From Soccer Field to Career as a VT
For Vision Therapist Grace Casciola, her path to Dr. Rick Graebe’s office in Versailles started on a soccer field in Louisville.
Playing for Berea College, Casciola executed a perfect sliding tackle, but the collision with her opponent resulted in injuries to her head and one eye.
While her opponent was taken from the field, Casciola continued playing.
She knows this only because that’s what she was told. She remembers none of it.
The drive with her mother to their home in Lawrenceburg to pick up her father, and then to a hospital in Lexington, is all a blank for Casciola. She had suffered a concussion.
A month later, in her first game back, she suffered a second concussion when she was hit in the head with the ball.
“I told my coach I could only play for ten minutes, which I spent falling over and bumping into people. I couldn’t really see,” she said.
That ended her playing career, but she still finished out the semester with a 3.82 GPA. It was difficult.
Along with memory loss, she fell asleep during the day and once passed out in a math class. Casciola took three classes that spring and had to teach herself how to read and write again.
This struggle continued until a local eye doctor recommended Dr. Graebe, a behavioral optometrist in Versailles who recommended Vision Therapy treatment.
Vision Therapist Jennifer Ciecorka led Casciola through VT, working on convergent and divergent exercises that helped Casciola improve her eye tracking.
After 25 weeks, Dr. Graebe was astonished by how far she had come.

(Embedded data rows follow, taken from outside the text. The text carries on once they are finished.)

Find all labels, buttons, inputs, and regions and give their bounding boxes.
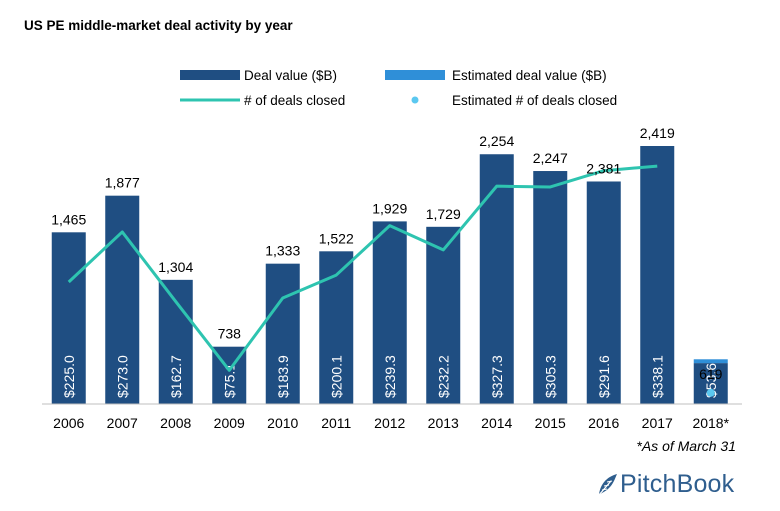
pitchbook-logo: PitchBook	[596, 470, 734, 499]
bar-value-label: $162.7	[168, 355, 184, 398]
footnote: *As of March 31	[636, 438, 736, 454]
deals-value-labels: 1,465 1,877 1,304 738 1,333 1,522 1,929 1,729 2,…	[51, 125, 722, 382]
bar-deal-value	[426, 226, 461, 404]
chart-legend: Deal value ($B) Estimated deal value ($B…	[180, 68, 617, 108]
bar-value-label: $183.9	[275, 355, 291, 398]
x-tick-label: 2012	[374, 415, 405, 431]
chart-title: US PE middle-market deal activity by yea…	[24, 18, 293, 33]
deals-value-label: 1,333	[265, 243, 300, 259]
deals-value-label: 738	[218, 326, 242, 342]
legend-swatch-estimated-deal-value	[385, 70, 445, 80]
deals-value-label: 1,929	[372, 200, 407, 216]
bar-deal-value	[640, 146, 675, 404]
bar-value-label: $327.3	[489, 355, 505, 398]
bar-value-label: $273.0	[114, 355, 130, 398]
bar-deal-value	[693, 363, 728, 404]
legend-label-estimated-deal-value: Estimated deal value ($B)	[452, 68, 607, 83]
deals-closed-line	[67, 164, 658, 372]
bar-value-labels: $225.0 $273.0 $162.7 $75.1 $183.9 $200.1 $239.…	[61, 355, 719, 398]
bar-estimated-deal-value	[693, 359, 728, 364]
bar-value-label: $200.1	[328, 355, 344, 398]
legend-label-estimated-deals-closed: Estimated # of deals closed	[452, 93, 617, 108]
bar-deal-value	[265, 263, 300, 404]
deals-value-label: 2,419	[640, 125, 675, 141]
x-tick-label: 2016	[588, 415, 619, 431]
x-tick-label: 2011	[321, 415, 351, 431]
estimated-deals-label: 619	[699, 366, 723, 382]
x-tick-label: 2013	[428, 415, 459, 431]
legend-label-deals-closed: # of deals closed	[244, 93, 345, 108]
bar-value-label: $291.6	[596, 355, 612, 398]
pitchbook-leaf-icon	[598, 473, 617, 495]
x-tick-label: 2010	[267, 415, 298, 431]
x-tick-label: 2006	[53, 415, 84, 431]
deals-value-label: 2,381	[586, 160, 621, 176]
deals-value-label: 1,522	[319, 230, 354, 246]
deals-value-label: 1,729	[426, 206, 461, 222]
legend-swatch-deal-value	[180, 70, 240, 80]
bar-deal-value	[479, 154, 514, 404]
deals-value-label: 2,254	[479, 133, 514, 149]
x-tick-label: 2009	[214, 415, 245, 431]
bar-deal-value	[51, 232, 86, 404]
bar-value-label: $232.2	[435, 355, 451, 398]
bar-value-label: $75.1	[221, 363, 237, 398]
x-tick-label: 2014	[481, 415, 512, 431]
legend-label-deal-value: Deal value ($B)	[244, 68, 337, 83]
bar-value-label: $305.3	[542, 355, 558, 398]
bar-deal-value	[586, 181, 621, 404]
bar-deal-value	[319, 251, 354, 404]
bar-value-label: $338.1	[649, 355, 665, 398]
deals-line-series	[67, 164, 715, 397]
x-tick-label: 2017	[642, 415, 673, 431]
x-tick-label: 2007	[107, 415, 138, 431]
deals-value-label: 1,465	[51, 211, 86, 227]
pitchbook-wordmark: PitchBook	[620, 470, 735, 498]
x-tick-label: 2008	[160, 415, 191, 431]
bar-deal-value	[533, 171, 568, 404]
bar-deal-value	[105, 195, 140, 404]
bar-value-label: $225.0	[61, 355, 77, 398]
x-tick-label: 2015	[535, 415, 566, 431]
x-tick-label: 2018*	[692, 415, 729, 431]
bar-value-label: $239.3	[382, 355, 398, 398]
bar-value-label: $53.6	[703, 363, 719, 398]
x-axis-tick-labels: 2006 2007 2008 2009 2010 2011 2012 2013 2014 2015…	[53, 415, 729, 431]
bar-deal-value	[372, 221, 407, 404]
estimated-deals-dot	[706, 388, 715, 397]
deals-value-label: 2,247	[533, 150, 568, 166]
deals-value-label: 1,877	[105, 175, 140, 191]
deals-value-label: 1,304	[158, 259, 193, 275]
bar-series	[51, 146, 728, 404]
legend-swatch-estimated-deals-closed	[411, 96, 419, 104]
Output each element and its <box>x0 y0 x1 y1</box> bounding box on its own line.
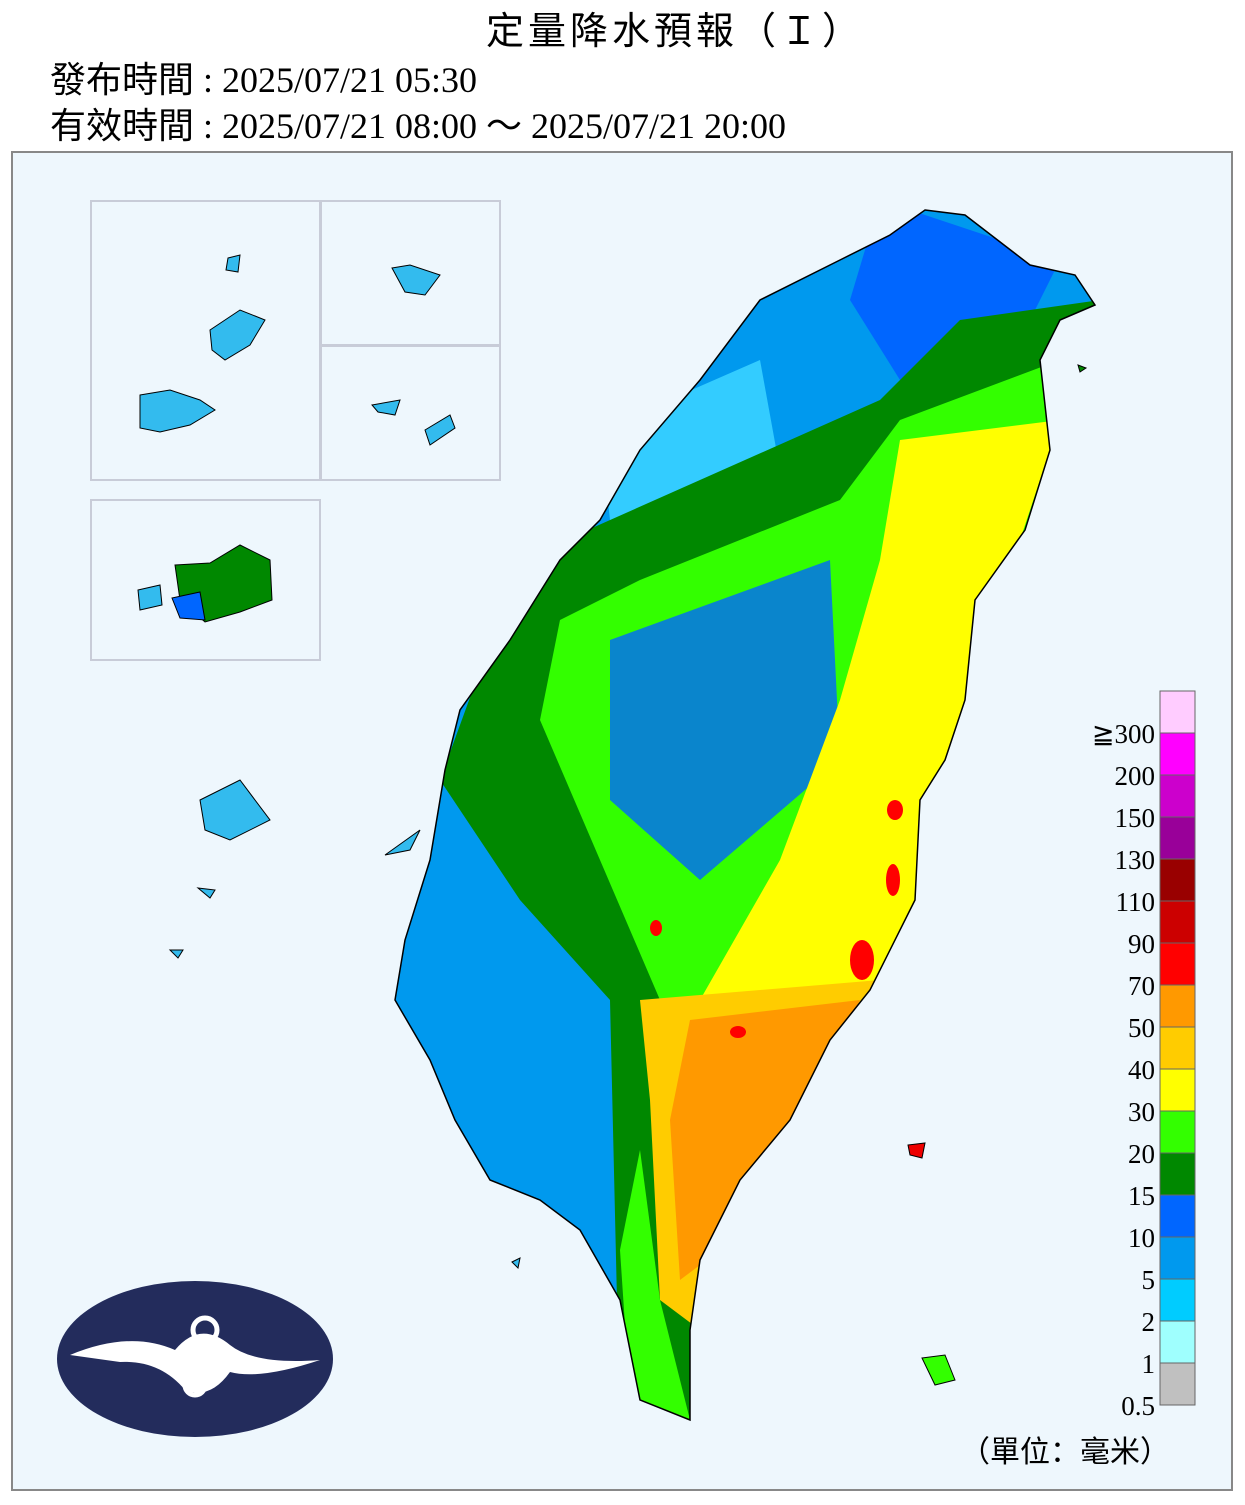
legend-label: 1 <box>1142 1349 1156 1379</box>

Casciola graduated the program after nine months and began taking online classes at Arizona State University.
She had plans to move to Arizona when she was asked to interview for a position as a Vision Therapist. Casciola accepted on the spot.
Today, Casciola, 22, continues her online classes toward a child development degree, and works as a Starbucks employee, a nanny for a family in Lexington, and as a Vision Therapist where she helps eight patients.
“I love my job,” Casciola said. “I have a path and can connect with people. Relaying my story to patients gives them hope. People are healing because of this program.”
Casciola spreads the word about VT. One of her friends, a soccer player at Transylvania University, is now a VT patient.
“She’s super insightful, extremely intelligent, mature beyond her years,” Dr. Graebe said. “She truly cares about helping others, and she has a story. All the traits of a good therapist.”